Quarta-feira, 27 de maio de 2026
Por Redação O Sul | 15 de maio de 2016
Uma equipe de cientistas dos Estados Unidos descobriu um sistema mais preciso para diagnosticar os estágios mais avançados do Alzheimer, segundo um estudo divulgado pela revista Science Translational Medicine. O Alzheimer é a doença neurodegenerativa progressiva mais comum e acarreta a perda da memória, da fala, do controle emocional e da habilidade de raciocinar e tomar decisões lógicas.
Para os pesquisadores do Departamento de Neurologia da Universidade de Washington em St. Louis, no Estado do Missouri, o novo sistema é um melhor indicador do progresso da doença. Os cientistas estudaram 46 pacientes com Alzheimer.

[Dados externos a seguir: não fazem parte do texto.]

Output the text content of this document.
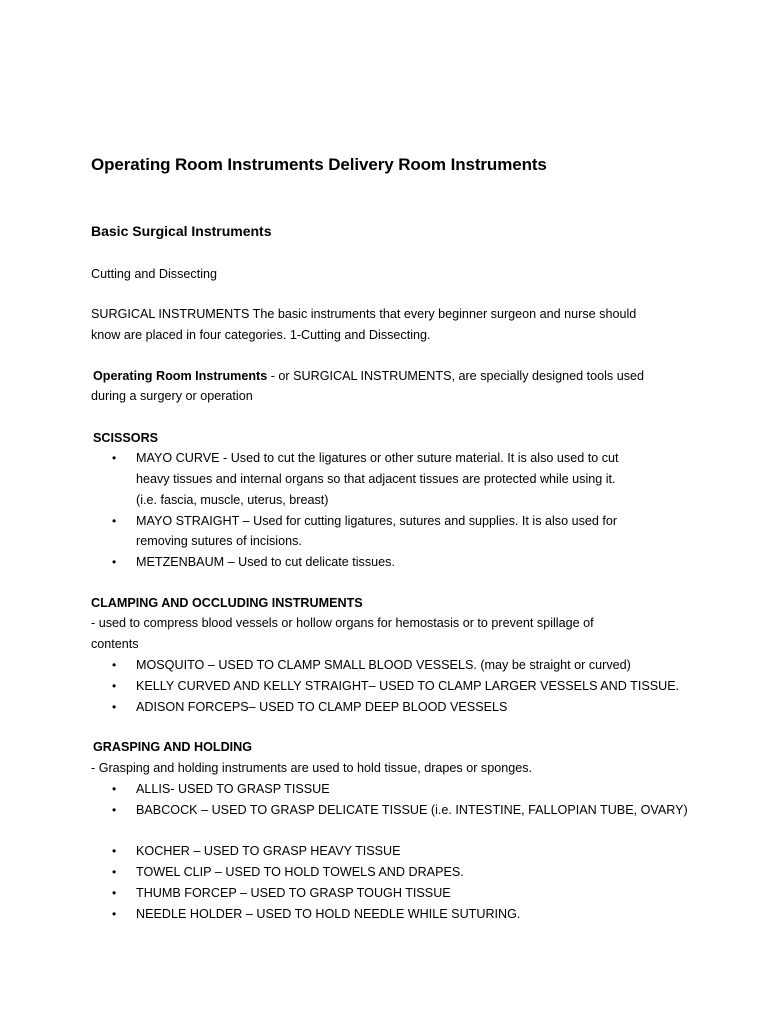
Operating Room Instruments Delivery Room Instruments
Basic Surgical Instruments

Cutting and Dissecting

SURGICAL INSTRUMENTS The basic instruments that every beginner surgeon and nurse should

know are placed in four categories. 1-Cutting and Dissecting.

Operating Room Instruments - or SURGICAL INSTRUMENTS, are specially designed tools used

during a surgery or operation

SCISSORS

• MAYO CURVE - Used to cut the ligatures or other suture material. It is also used to cut

heavy tissues and internal organs so that adjacent tissues are protected while using it.

(i.e. fascia, muscle, uterus, breast)

• MAYO STRAIGHT – Used for cutting ligatures, sutures and supplies. It is also used for

removing sutures of incisions.

• METZENBAUM – Used to cut delicate tissues.

CLAMPING AND OCCLUDING INSTRUMENTS

- used to compress blood vessels or hollow organs for hemostasis or to prevent spillage of

contents

• MOSQUITO – USED TO CLAMP SMALL BLOOD VESSELS. (may be straight or curved)

• KELLY CURVED AND KELLY STRAIGHT– USED TO CLAMP LARGER VESSELS AND TISSUE.

• ADISON FORCEPS– USED TO CLAMP DEEP BLOOD VESSELS

GRASPING AND HOLDING

- Grasping and holding instruments are used to hold tissue, drapes or sponges.

• ALLIS- USED TO GRASP TISSUE

• BABCOCK – USED TO GRASP DELICATE TISSUE (i.e. INTESTINE, FALLOPIAN TUBE, OVARY)

• KOCHER – USED TO GRASP HEAVY TISSUE

• TOWEL CLIP – USED TO HOLD TOWELS AND DRAPES.

• THUMB FORCEP – USED TO GRASP TOUGH TISSUE

• NEEDLE HOLDER – USED TO HOLD NEEDLE WHILE SUTURING.
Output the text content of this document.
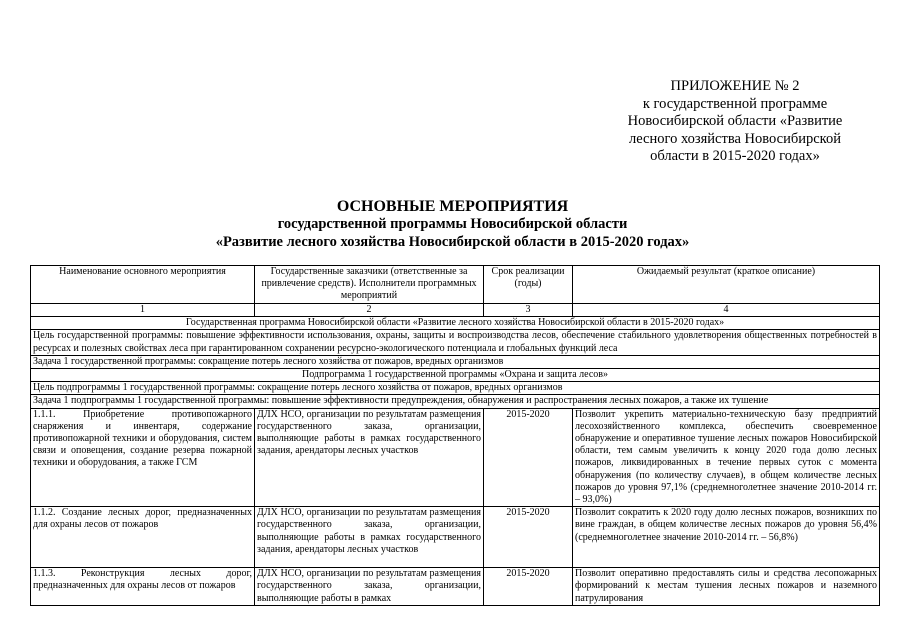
ПРИЛОЖЕНИЕ № 2
к государственной программе
Новосибирской области «Развитие
лесного хозяйства Новосибирской
области в 2015-2020 годах»
ОСНОВНЫЕ МЕРОПРИЯТИЯ
государственной программы Новосибирской области
«Развитие лесного хозяйства Новосибирской области в 2015-2020 годах»
Наименование основного мероприятия	Государственные заказчики (ответственные за привлечение средств). Исполнители программных мероприятий	Срок реализации (годы)	Ожидаемый результат (краткое описание)
1	2	3	4
Государственная программа Новосибирской области «Развитие лесного хозяйства Новосибирской области в 2015-2020 годах»			
Цель государственной программы: повышение эффективности использования, охраны, защиты и воспроизводства лесов, обеспечение стабильного удовлетворения общественных потребностей в ресурсах и полезных свойствах леса при гарантированном сохранении ресурсно-экологического потенциала и глобальных функций леса			
Задача 1 государственной программы: сокращение потерь лесного хозяйства от пожаров, вредных организмов			
Подпрограмма 1 государственной программы «Охрана и защита лесов»			
Цель подпрограммы 1 государственной программы: сокращение потерь лесного хозяйства от пожаров, вредных организмов			
Задача 1 подпрограммы 1 государственной программы: повышение эффективности предупреждения, обнаружения и распространения лесных пожаров, а также их тушение			
1.1.1. Приобретение противопожарного снаряжения и инвентаря, содержание противопожарной техники и оборудования, систем связи и оповещения, создание резерва пожарной техники и оборудования, а также ГСМ	ДЛХ НСО, организации по результатам размещения государственного заказа, организации, выполняющие работы в рамках государственного задания, арендаторы лесных участков	2015-2020	Позволит укрепить материально-техническую базу предприятий лесохозяйственного комплекса, обеспечить своевременное обнаружение и оперативное тушение лесных пожаров Новосибирской области, тем самым увеличить к концу 2020 года долю лесных пожаров, ликвидированных в течение первых суток с момента обнаружения (по количеству случаев), в общем количестве лесных пожаров до уровня 97,1% (среднемноголетнее значение 2010-2014 гг. – 93,0%)
1.1.2. Создание лесных дорог, предназначенных для охраны лесов от пожаров	ДЛХ НСО, организации по результатам размещения государственного заказа, организации, выполняющие работы в рамках государственного задания, арендаторы лесных участков	2015-2020	Позволит сократить к 2020 году долю лесных пожаров, возникших по вине граждан, в общем количестве лесных пожаров до уровня 56,4% (среднемноголетнее значение 2010-2014 гг. – 56,8%)
1.1.3. Реконструкция лесных дорог, предназначенных для охраны лесов от пожаров	ДЛХ НСО, организации по результатам размещения государственного заказа, организации, выполняющие работы в рамках	2015-2020	Позволит оперативно предоставлять силы и средства лесопожарных формирований к местам тушения лесных пожаров и наземного патрулирования
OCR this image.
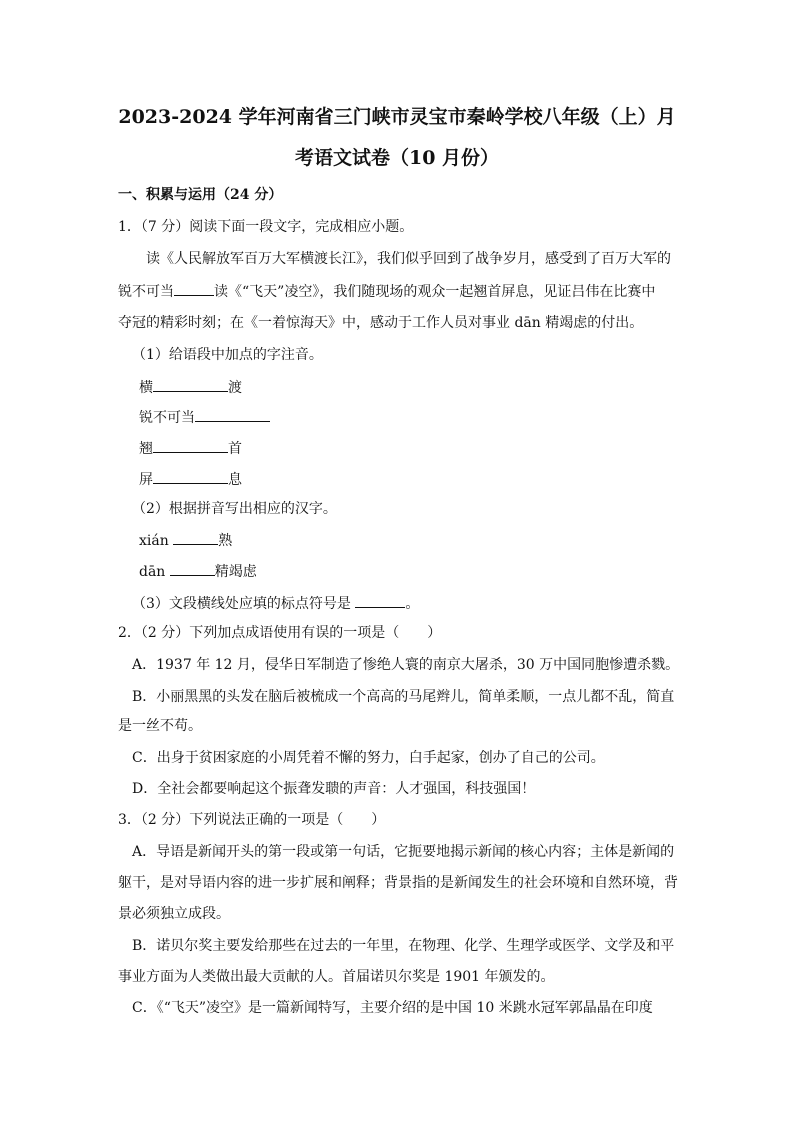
2023-2024 学年河南省三门峡市灵宝市秦岭学校八年级（上）月
考语文试卷（10 月份）
一、积累与运用（24 分）
1．（7 分）阅读下面一段文字，完成相应小题。
读《人民解放军百万大军横渡长江》，我们似乎回到了战争岁月，感受到了百万大军的
锐不可当	读《“飞天”凌空》，我们随现场的观众一起翘首屏息，见证吕伟在比赛中
夺冠的精彩时刻；在《一着惊海天》中，感动于工作人员对事业 dān 精竭虑的付出。
（1）给语段中加点的字注音。
横	渡
锐不可当
翘	首
屏	息
（2）根据拼音写出相应的汉字。
xián	熟
dān	精竭虑
（3）文段横线处应填的标点符号是	。
2．（2 分）下列加点成语使用有误的一项是（　　）
A．1937 年 12 月，侵华日军制造了惨绝人寰的南京大屠杀，30 万中国同胞惨遭杀戮。
B．小丽黑黑的头发在脑后被梳成一个高高的马尾辫儿，简单柔顺，一点儿都不乱，简直
是一丝不苟。
C．出身于贫困家庭的小周凭着不懈的努力，白手起家，创办了自己的公司。
D．全社会都要响起这个振聋发聩的声音：人才强国，科技强国！
3．（2 分）下列说法正确的一项是（　　）
A．导语是新闻开头的第一段或第一句话，它扼要地揭示新闻的核心内容；主体是新闻的
躯干，是对导语内容的进一步扩展和阐释；背景指的是新闻发生的社会环境和自然环境，背
景必须独立成段。
B．诺贝尔奖主要发给那些在过去的一年里，在物理、化学、生理学或医学、文学及和平
事业方面为人类做出最大贡献的人。首届诺贝尔奖是 1901 年颁发的。
C．《“飞天”凌空》是一篇新闻特写，主要介绍的是中国 10 米跳水冠军郭晶晶在印度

A causa da doença, que segundo a Organização Mundial da Saúde afeta 47,5 milhões de pessoas no mundo, é o acúmulo no cérebro de proteínas de dois tipos: placas da proteína beta-amiloide e fibras da proteína tau.
Diagnósticos são complementares.
Até então, o exame de diagnóstico conhecido como TEP (tomografia por emissão de pósitrons) focava na beta-amiloide. Graças ao estudo desta proteína, é possível detectar a doença em pacientes em estágios adiantados, para um diagnóstico precoce e confiável do Alzheimer.
No entanto, os médicos necessitavam mais ferramentas para estudar e entender a doença nos estágios mais avançados e assim comprovar quais os tratamentos mais efetivos. A descoberta dos neurologistas do Missouri parte de um estudo com foco em outra proteína que intervém no desencadeamento do Alzheimer: a proteína tau.
Esse exame de diagnóstico analisa a proteína tau no lobo temporal, a parte do cérebro encarregada de processar e decifrar a informação através dos sentidos e da linguagem. Desde o reconhecimento de rostos, de uma voz ou uma melodia, até o controle do equilíbrio ou a regulação de emoções e motivações como a ansiedade, o prazer e a ira, tudo depende do lobo temporal, localizado atrás das têmporas.
Com o novo teste, os médicos observam o comportamento das proteínas acumuladas no cérebro, como interagem à medida que a doença evolui e como reagem aos diferentes tratamentos. Em comparação com os testes baseados na outra proteína, a nova forma de diagnóstico ilustra de maneira mais fidedigna o déficit cognitivo que ocorre no lobo temporal.
A revelação feita pelo estudo não deixa defasados os diagnósticos já existentes, pois ambos se complementam. Enquanto o exame anterior continuará servindo para a detecção precoce, o novo permitirá analisar os estágios mais avançados.
Conhecimento.
A importância deste descobrimento não é apenas sua aplicação imediata, e sim o maior entendimento da patologia, que abre uma porta a várias linhas de pesquisa. Cerca de 90% do que se conhece sobre o Alzheimer atualmente foi descoberto nos últimos 15 anos, desde que as pesquisas focaram no cérebro.
Os diversos efeitos no corpo e na mente fizeram com que a doença fosse frequentemente confundida com a demência senil no passado. Por isso, a Associação Internacional do Alzheimer lembra que a doença não é uma forma de envelhecimento e tenta conscientizar as pessoas para que detectem rapidamente os sintomas, já que, quanto mais cedo for iniciado o tratamento, melhores são as perspectivas.